Rejoice’s care giving methods are unique. The approach is not simply to treat the patients and leave them to convalesce, but also to assist the patient and family to come to terms with their terminal disease. The Rejoice team creates a family support system and prepares families for the often gruelling long-term care of one or more family members. It also offers a much-needed outside source of social support to family caregivers. Rejoice helps minimise their experience of being overwhelmed and alone in facing what is often the death of multiple family members.
Aids affects entire families and not just the infected individual. In most households, more than one family member is infected with, and eventually dies from, Aids. Moreover, the most severely ill family member is often cared for by another family member, who is also HIV-positive. Rejoice is aware of these factors and structures its services to address the diverse needs of the affected families.
UNAIDS, the World Health Organisation (WHO) and the Royal Thai government all estimate that there are at present approximately 90,000 people in Chiang Mai province suffering from HIV/Aids and related illnesses. This figure includes an estimated 4,000 people in the terminal stages of Aids. In the upper North, adjacent to the Chiang Mai province, an additional 400,000 people are thought to be infected.
Thailand has a population of about 70 million people. In 2002 the Royal Thai government estimated that 1 in 60 of the population, or just over 1%, was infected with HIV. However, the WHO believes that a further 20% can be added to this figure, bringing the proportion infected with HIV to almost 3%, or about 2.6 million people.

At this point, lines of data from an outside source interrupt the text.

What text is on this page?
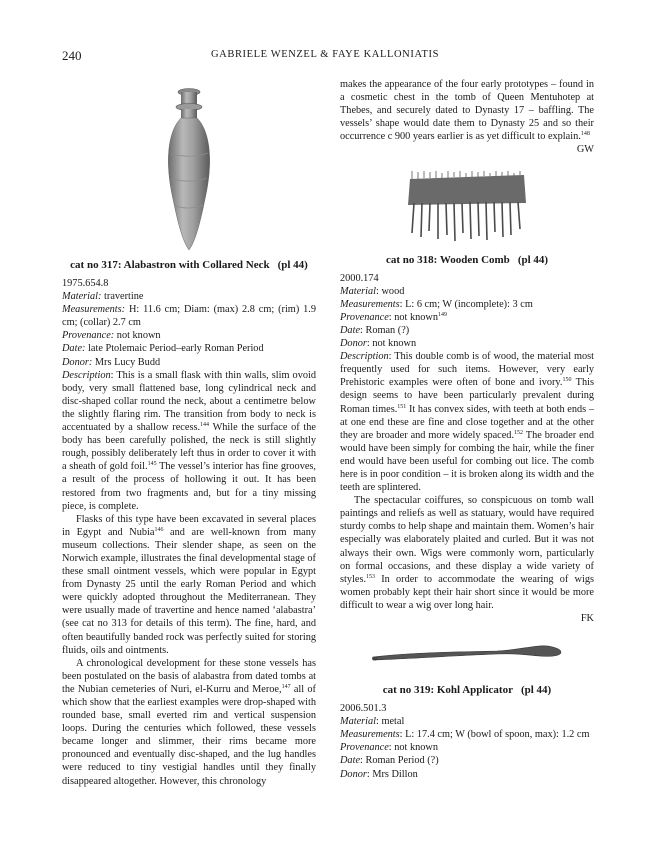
240	GABRIELE WENZEL & FAYE KALLONIATIS
cat no 317: Alabastron with Collared Neck (pl 44)
1975.654.8
Material: travertine
Measurements: H: 11.6 cm; Diam: (max) 2.8 cm; (rim) 1.9 cm; (collar) 2.7 cm
Provenance: not known
Date: late Ptolemaic Period–early Roman Period
Donor: Mrs Lucy Budd
Description: This is a small flask with thin walls, slim ovoid body, very small flattened base, long cylindrical neck and disc-shaped collar round the neck, about a centimetre below the slightly flaring rim. The transition from body to neck is accentuated by a shallow recess.$^{144}$ While the surface of the body has been carefully polished, the neck is still slightly rough, possibly deliberately left thus in order to cover it with a sheath of gold foil.$^{145}$ The vessel’s interior has fine grooves, a result of the process of hollowing it out. It has been restored from two fragments and, but for a tiny missing piece, is complete.
Flasks of this type have been excavated in several places in Egypt and Nubia$^{146}$ and are well-known from many museum collections. Their slender shape, as seen on the Norwich example, illustrates the final developmental stage of these small ointment vessels, which were popular in Egypt from Dynasty 25 until the early Roman Period and which were quickly adopted throughout the Mediterranean. They were usually made of travertine and hence named ‘alabastra’ (see cat no 313 for details of this term). The fine, hard, and often beautifully banded rock was perfectly suited for storing fluids, oils and ointments.
A chronological development for these stone vessels has been postulated on the basis of alabastra from dated tombs at the Nubian cemeteries of Nuri, el-Kurru and Meroe,$^{147}$ all of which show that the earliest examples were drop-shaped with rounded base, small everted rim and vertical suspension loops. During the centuries which followed, these vessels became longer and slimmer, their rims became more pronounced and eventually disc-shaped, and the lug handles were reduced to tiny vestigial handles until they finally disappeared altogether. However, this chronology
makes the appearance of the four early prototypes – found in a cosmetic chest in the tomb of Queen Mentuhotep at Thebes, and securely dated to Dynasty 17 – baffling. The vessels’ shape would date them to Dynasty 25 and so their occurrence c 900 years earlier is as yet difficult to explain.$^{148}$
GW
cat no 318: Wooden Comb (pl 44)
2000.174
Material: wood
Measurements: L: 6 cm; W (incomplete): 3 cm
Provenance: not known$^{149}$
Date: Roman (?)
Donor: not known
Description: This double comb is of wood, the material most frequently used for such items. However, very early Prehistoric examples were often of bone and ivory.$^{150}$ This design seems to have been particularly prevalent during Roman times.$^{151}$ It has convex sides, with teeth at both ends – at one end these are fine and close together and at the other they are broader and more widely spaced.$^{152}$ The broader end would have been simply for combing the hair, while the finer end would have been useful for combing out lice. The comb here is in poor condition – it is broken along its width and the teeth are splintered.
The spectacular coiffures, so conspicuous on tomb wall paintings and reliefs as well as statuary, would have required sturdy combs to help shape and maintain them. Women’s hair especially was elaborately plaited and curled. But it was not always their own. Wigs were commonly worn, particularly on formal occasions, and these display a wide variety of styles.$^{153}$ In order to accommodate the wearing of wigs women probably kept their hair short since it would be more difficult to wear a wig over long hair.
FK
cat no 319: Kohl Applicator (pl 44)
2006.501.3
Material: metal
Measurements: L: 17.4 cm; W (bowl of spoon, max): 1.2 cm
Provenance: not known
Date: Roman Period (?)
Donor: Mrs Dillon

Chiang Mai is situated in the upper-northern part of Thailand, about 1,027 feet above sea level. The province’s capital, Chiang Mai City, is around 720 kilometres and one hour by air from the capital, Bangkok. With a land area of 20,107 square kilometres, Chiang Mai province is the second largest in the country. About 83% of the land area is covered by mountains and forests, 13% is cultivated by farmers and 5% is used for residential and other purposes.
The current population of Chiang Mai Province is estimated by the Thai government at around 2.7 million people. There are 1,072 communities dispersed throughout the province. Ethnic groups include eleven major tribes: Karen, Lahu, Lisu, Lawa, Akha, Yao, Meo, Khamu, Hmong, Barong and tribal Chinese, plus several smaller minority groups, such as the Shan and Chin nationals. However, this diversity often leads to a fragmentation of the population into ethnic enclaves, each possessing a distinct set of medical and social needs.
The Aids virus is a devastating common denominator among all of these sub-populations. Chiang Mai had the misfortune of being one of the earliest epicentres of the Aids epidemic in Thailand. Today, the increasing number of infected individuals succumbing to Aids-related diseases has given rise to additional economic and social needs as well as the usual medical ones among the local population.